Although some of these challenges were being partially addressed in existing projects or workstreams, we felt that there would be considerable benefits in taking a fresh look at some of these problems and integrating the work under a new theme of 'embedding a proportionate approach' with clear objectives and guiding principles.

Proportionality can be tricky to discuss. Telling people that you want to 'embed a proportionate approach' in their area of expertise could be interpreted as a criticism or an implication that their advice is currently disproportionate. It was therefore vital that the guiding principles for this approach were developed collaboratively with our marine colleagues and that this was as much about articulating the good work we are already doing as about potential changes or improvements to our approach.

Having Fothergill, Howard and marine expert Paul Salmon help us organise and facilitate our initial staff workshop was crucial to getting buy-in from our colleagues. In the workshop we established the broad outline of our principles and what we wanted to achieve with them. We were also able to set the wider context by talking through the Proportionate EIA Strategy.

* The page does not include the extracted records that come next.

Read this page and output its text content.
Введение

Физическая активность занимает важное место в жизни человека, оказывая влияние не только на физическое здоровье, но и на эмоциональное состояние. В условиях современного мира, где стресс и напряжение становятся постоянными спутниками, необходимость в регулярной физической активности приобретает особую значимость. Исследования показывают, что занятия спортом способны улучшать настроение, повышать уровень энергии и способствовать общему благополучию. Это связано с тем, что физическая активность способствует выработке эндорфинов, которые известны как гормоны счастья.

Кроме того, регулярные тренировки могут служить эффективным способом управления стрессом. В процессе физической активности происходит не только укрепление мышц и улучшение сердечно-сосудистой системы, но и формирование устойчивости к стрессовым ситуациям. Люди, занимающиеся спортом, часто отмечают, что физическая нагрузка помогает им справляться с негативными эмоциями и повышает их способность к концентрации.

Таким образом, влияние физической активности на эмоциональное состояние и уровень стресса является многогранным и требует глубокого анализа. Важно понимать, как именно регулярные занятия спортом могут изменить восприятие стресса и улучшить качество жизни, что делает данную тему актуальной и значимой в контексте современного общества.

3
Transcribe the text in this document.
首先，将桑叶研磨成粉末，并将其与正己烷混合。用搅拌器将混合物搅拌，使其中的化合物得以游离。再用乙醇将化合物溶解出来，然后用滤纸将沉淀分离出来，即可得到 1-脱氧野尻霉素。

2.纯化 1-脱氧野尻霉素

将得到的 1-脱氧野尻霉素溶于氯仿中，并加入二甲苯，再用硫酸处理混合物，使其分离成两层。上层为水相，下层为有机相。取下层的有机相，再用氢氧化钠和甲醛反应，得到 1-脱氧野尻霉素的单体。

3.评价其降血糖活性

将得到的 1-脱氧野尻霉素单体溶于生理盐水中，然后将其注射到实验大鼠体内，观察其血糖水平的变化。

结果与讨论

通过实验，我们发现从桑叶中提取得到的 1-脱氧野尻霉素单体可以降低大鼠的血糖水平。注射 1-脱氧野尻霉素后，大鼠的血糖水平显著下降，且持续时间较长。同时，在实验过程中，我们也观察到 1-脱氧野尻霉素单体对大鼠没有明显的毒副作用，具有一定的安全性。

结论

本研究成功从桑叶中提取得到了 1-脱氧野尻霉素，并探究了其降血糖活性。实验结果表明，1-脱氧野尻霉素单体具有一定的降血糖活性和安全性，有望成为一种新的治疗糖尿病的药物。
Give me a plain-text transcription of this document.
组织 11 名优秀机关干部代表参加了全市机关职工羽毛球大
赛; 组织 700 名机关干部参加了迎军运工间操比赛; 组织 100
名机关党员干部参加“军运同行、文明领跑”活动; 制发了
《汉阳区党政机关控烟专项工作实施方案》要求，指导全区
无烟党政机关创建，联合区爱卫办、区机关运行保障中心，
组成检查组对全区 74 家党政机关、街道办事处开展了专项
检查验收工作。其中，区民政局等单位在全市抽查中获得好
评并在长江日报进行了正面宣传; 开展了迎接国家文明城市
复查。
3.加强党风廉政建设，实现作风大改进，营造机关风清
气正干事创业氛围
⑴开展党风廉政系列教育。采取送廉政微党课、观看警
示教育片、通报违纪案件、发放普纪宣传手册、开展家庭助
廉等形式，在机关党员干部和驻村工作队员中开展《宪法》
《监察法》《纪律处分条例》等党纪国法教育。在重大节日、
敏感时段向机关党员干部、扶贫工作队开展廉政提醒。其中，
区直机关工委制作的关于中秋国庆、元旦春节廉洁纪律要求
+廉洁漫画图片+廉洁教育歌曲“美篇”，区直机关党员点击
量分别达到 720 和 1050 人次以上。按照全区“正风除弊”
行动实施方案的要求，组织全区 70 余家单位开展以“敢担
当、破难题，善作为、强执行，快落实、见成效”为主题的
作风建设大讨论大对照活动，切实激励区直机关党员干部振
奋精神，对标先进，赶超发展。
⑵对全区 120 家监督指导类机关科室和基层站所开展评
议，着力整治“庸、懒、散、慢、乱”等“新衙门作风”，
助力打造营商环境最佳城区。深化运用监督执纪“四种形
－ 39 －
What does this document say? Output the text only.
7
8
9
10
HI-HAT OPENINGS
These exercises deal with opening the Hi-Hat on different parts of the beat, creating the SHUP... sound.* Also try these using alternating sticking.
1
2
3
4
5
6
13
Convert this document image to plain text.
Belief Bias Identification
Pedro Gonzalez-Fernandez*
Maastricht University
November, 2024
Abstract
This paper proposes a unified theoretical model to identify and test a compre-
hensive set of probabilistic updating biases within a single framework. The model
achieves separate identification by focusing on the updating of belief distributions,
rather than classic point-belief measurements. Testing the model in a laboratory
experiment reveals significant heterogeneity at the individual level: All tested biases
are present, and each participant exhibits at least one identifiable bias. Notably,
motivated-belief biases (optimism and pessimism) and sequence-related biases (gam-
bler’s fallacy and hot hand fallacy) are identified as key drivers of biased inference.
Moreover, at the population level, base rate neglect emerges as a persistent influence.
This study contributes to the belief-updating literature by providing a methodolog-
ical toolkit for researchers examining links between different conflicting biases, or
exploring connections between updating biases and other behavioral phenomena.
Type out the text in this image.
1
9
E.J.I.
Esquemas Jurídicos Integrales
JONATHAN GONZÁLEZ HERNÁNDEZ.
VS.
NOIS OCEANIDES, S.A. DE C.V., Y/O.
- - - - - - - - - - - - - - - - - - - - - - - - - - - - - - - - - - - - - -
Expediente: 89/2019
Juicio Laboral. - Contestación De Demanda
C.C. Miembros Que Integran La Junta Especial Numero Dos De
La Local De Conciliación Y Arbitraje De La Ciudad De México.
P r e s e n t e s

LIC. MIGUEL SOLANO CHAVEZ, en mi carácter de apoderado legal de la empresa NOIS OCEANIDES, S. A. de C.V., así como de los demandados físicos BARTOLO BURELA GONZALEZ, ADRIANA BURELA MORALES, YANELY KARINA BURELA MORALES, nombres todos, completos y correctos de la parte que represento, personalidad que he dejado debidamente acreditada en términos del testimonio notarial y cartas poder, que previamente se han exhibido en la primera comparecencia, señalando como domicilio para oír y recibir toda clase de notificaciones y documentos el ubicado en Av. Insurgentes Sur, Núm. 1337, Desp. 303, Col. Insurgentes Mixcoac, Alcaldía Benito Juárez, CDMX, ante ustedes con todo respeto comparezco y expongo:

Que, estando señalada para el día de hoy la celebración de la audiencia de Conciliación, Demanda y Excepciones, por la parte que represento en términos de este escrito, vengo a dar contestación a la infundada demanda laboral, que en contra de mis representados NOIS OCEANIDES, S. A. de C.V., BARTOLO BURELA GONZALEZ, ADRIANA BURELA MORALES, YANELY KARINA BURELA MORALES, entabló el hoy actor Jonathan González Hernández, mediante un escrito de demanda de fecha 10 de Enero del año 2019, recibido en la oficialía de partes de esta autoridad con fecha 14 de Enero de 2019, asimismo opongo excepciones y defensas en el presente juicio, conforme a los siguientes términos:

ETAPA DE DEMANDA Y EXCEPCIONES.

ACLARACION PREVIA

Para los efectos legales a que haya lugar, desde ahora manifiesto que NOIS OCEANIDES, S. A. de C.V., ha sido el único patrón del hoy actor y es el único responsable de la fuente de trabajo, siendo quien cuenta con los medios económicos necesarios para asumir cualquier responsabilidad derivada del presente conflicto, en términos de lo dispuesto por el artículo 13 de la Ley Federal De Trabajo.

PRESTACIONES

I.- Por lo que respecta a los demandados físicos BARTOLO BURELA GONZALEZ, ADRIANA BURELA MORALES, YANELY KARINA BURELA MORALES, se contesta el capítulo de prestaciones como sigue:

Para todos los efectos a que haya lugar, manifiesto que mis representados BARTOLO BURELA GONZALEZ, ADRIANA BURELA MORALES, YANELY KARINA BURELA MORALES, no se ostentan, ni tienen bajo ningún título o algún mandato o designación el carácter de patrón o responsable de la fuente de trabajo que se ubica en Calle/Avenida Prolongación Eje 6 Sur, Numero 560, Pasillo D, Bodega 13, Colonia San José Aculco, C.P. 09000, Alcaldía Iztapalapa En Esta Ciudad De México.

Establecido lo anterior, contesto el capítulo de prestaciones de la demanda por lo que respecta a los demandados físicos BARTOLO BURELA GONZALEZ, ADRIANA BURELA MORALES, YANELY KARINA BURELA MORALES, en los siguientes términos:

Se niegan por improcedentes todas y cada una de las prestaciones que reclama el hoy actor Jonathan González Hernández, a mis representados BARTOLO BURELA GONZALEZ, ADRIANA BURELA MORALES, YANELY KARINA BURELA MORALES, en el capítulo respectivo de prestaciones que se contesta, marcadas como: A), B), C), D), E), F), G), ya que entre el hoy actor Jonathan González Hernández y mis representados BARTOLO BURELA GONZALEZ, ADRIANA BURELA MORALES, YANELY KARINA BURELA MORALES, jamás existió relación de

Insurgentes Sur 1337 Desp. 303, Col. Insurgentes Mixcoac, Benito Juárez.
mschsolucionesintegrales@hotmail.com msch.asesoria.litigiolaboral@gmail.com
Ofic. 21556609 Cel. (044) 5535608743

A recommendations report then helped hone our thinking as we agreed the final principles. We now use the principles when formulating our advice and guidance, and as we continue working to identify opportunities to improve management of marine resources under the new planning framework.

Positive response

The progress we have made during the past 12 months was noted by Wales's Minister for Environment, Energy and Rural Affairs, Lesley Griffiths: “NRW has a pivotal role in supporting the transition to renewable energy. I want to see NRW build on this work to develop a positive approach to both enabling and delivering renewable energy development, on and offshore, in line with the Welsh government planning frameworks, including the marine plan [...] NRW has already made progress in developing proportionate consenting of energy applications.“

Dr Lucie Skates is lead specialist advisor on marine plan implementation at Natural Resource Wales.